Walters nodded, pulled on a pair of rubber gloves and a
surgical mask, and walked across to the crime scene. He ducked under the tape
and walked the last few feet with exaggerated care. Then he knelt beside the
corpse and, out of habit not expectation, briefly felt the side of the neck. There
was no pulse, and the flesh was cold but not hard.

‘Rigor mortis has faded, Dick,’ he called over his shoulder,
‘so you’re right – he’s been dead well over twenty-four hours.’

Before he straightened up, Walters looked carefully at the
skull. Like Reilly, he had seen a lot of dead bodies in his career, but never
before had he seen anyone killed quite like this.

The top of the skull had clearly been shattered, and the
weapon that had done the damage was unmistakably a human thigh-bone, driven
vertically downwards, and still protruding like a bizarre and obscene
head-dress from the dead man’s greying hair. From the amount outside the body,
Walters estimated that about six to eight inches of the bone had penetrated and
was still lodged inside the skull.

Death had obviously been instantaneous, but Walters couldn’t
imagine how any assailant could have done it.

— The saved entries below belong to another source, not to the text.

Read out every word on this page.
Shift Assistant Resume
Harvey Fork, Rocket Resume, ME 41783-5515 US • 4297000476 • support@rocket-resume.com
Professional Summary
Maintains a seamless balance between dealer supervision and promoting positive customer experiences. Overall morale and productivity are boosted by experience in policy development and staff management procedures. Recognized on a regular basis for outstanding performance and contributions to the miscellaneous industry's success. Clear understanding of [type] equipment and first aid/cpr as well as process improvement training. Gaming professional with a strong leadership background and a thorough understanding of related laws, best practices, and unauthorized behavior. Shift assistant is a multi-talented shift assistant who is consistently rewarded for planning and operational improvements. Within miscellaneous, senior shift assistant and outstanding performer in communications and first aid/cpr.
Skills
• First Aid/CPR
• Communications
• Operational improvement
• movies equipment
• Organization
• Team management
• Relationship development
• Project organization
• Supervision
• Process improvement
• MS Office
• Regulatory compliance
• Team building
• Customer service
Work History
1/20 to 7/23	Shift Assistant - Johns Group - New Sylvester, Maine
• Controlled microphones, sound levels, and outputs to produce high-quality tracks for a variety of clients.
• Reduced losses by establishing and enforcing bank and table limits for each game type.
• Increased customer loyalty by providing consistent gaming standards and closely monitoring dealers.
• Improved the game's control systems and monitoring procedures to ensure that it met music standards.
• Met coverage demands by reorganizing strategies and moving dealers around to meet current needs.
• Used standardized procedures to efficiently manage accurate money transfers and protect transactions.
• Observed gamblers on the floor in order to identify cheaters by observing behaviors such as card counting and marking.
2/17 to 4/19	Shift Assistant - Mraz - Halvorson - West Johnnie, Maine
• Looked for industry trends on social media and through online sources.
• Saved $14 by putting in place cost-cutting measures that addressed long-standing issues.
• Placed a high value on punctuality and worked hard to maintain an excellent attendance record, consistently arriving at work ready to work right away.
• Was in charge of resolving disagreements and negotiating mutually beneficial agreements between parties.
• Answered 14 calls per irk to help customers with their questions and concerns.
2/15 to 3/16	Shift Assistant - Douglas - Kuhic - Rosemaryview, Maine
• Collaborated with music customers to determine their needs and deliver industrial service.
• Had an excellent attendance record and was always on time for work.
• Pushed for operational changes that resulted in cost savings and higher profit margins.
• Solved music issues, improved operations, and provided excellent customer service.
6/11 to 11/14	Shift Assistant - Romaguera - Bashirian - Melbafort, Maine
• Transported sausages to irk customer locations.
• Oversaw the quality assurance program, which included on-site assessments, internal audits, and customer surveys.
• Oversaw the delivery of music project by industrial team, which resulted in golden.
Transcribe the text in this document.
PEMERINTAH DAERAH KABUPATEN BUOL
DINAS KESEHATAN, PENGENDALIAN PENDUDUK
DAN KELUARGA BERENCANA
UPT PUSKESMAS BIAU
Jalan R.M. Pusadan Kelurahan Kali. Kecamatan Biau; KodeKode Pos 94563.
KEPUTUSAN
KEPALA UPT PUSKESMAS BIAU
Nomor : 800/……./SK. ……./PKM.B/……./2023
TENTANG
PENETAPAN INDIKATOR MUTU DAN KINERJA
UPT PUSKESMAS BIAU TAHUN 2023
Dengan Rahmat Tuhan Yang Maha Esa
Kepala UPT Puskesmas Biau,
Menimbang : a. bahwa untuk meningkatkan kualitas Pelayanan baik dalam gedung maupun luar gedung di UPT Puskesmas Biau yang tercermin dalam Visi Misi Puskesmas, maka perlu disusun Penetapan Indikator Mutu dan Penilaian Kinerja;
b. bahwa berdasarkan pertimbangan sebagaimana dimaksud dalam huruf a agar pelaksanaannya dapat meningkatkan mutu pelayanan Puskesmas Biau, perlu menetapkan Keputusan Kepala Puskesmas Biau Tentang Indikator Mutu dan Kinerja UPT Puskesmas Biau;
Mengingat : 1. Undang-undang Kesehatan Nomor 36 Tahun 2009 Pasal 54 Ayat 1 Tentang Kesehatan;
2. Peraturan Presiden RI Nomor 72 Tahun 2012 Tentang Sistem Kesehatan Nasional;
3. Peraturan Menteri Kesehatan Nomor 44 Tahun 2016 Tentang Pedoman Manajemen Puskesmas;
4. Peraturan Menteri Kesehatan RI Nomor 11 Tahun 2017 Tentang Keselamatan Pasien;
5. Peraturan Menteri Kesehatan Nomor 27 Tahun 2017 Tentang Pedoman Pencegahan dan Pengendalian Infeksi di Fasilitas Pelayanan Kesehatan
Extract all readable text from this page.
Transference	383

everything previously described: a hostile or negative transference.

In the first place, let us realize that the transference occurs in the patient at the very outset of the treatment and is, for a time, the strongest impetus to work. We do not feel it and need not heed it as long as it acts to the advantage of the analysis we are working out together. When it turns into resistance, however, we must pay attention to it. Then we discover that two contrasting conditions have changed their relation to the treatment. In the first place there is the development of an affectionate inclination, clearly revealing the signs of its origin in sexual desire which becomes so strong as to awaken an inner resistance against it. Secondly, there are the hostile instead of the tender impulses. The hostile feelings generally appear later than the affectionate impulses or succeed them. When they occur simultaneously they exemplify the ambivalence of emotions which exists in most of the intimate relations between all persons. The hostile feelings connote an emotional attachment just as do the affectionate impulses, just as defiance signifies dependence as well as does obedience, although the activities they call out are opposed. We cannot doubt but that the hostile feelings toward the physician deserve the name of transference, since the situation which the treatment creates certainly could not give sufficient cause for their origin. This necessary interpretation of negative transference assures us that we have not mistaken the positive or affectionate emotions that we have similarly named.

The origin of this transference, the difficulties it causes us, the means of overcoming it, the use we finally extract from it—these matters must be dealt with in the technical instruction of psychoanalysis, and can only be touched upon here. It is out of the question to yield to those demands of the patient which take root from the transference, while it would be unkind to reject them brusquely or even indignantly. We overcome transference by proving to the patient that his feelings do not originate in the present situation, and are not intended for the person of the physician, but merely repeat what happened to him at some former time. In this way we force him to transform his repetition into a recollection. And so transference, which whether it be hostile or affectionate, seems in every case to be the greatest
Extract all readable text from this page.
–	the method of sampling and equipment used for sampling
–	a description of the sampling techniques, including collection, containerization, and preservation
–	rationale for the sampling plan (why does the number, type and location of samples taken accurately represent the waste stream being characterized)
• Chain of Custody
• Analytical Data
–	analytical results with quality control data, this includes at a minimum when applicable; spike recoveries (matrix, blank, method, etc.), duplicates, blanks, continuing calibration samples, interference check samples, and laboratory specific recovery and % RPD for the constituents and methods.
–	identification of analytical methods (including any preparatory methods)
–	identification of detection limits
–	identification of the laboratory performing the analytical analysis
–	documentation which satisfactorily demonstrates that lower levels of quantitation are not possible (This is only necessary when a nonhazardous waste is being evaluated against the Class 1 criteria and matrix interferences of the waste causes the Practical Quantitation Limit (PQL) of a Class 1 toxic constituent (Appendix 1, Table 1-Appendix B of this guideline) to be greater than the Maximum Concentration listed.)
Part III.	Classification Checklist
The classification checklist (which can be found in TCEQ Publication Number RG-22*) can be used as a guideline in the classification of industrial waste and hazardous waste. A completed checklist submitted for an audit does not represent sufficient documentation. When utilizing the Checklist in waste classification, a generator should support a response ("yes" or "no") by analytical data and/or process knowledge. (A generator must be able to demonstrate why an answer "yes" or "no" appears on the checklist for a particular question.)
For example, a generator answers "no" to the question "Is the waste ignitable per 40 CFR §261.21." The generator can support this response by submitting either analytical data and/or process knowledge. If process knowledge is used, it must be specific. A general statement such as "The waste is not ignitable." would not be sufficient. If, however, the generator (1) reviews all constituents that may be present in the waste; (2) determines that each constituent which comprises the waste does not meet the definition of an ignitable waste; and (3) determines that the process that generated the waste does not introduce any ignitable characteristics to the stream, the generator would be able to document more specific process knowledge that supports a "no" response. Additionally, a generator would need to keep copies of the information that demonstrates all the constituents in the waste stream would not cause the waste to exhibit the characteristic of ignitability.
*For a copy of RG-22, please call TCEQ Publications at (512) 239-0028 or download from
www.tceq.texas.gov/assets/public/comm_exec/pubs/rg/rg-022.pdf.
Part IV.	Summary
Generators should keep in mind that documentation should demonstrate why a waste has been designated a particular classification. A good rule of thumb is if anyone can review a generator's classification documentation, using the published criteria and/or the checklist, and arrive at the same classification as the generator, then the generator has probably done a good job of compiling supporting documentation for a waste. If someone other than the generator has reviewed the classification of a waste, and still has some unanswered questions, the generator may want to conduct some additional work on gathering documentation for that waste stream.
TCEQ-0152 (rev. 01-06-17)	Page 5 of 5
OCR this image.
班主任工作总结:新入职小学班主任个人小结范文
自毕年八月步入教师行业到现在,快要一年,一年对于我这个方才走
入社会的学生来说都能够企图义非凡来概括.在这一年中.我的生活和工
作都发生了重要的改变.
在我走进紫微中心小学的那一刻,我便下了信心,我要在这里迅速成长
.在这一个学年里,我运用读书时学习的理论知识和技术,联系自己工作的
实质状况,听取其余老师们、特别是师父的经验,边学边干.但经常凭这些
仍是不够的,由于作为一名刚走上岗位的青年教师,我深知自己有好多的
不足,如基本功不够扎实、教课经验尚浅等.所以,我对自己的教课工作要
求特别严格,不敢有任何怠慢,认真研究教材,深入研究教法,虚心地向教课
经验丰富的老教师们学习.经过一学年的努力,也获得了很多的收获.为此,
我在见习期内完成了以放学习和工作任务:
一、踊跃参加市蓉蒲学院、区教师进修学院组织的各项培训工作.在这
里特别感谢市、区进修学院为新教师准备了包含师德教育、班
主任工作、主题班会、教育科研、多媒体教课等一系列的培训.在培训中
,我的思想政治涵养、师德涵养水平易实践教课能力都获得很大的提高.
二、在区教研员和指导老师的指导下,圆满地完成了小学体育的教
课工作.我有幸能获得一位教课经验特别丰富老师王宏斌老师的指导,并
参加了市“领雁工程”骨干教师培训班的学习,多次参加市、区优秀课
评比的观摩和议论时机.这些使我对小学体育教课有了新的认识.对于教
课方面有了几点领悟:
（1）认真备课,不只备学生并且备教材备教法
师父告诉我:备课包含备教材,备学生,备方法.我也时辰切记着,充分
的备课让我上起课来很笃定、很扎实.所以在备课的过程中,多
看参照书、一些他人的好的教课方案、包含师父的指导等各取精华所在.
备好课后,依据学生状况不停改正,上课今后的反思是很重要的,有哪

The dead man was heavily-built
and well over six feet tall – Walters estimated six feet three or thereabouts –
and was lying on his back. That suggested that the blow had been struck from
the front and downwards, and to deliver a killing blow with such a weapon an
attacker would need to be both immensely strong and very tall. Real tall,
Walters thought, like eight to nine feet.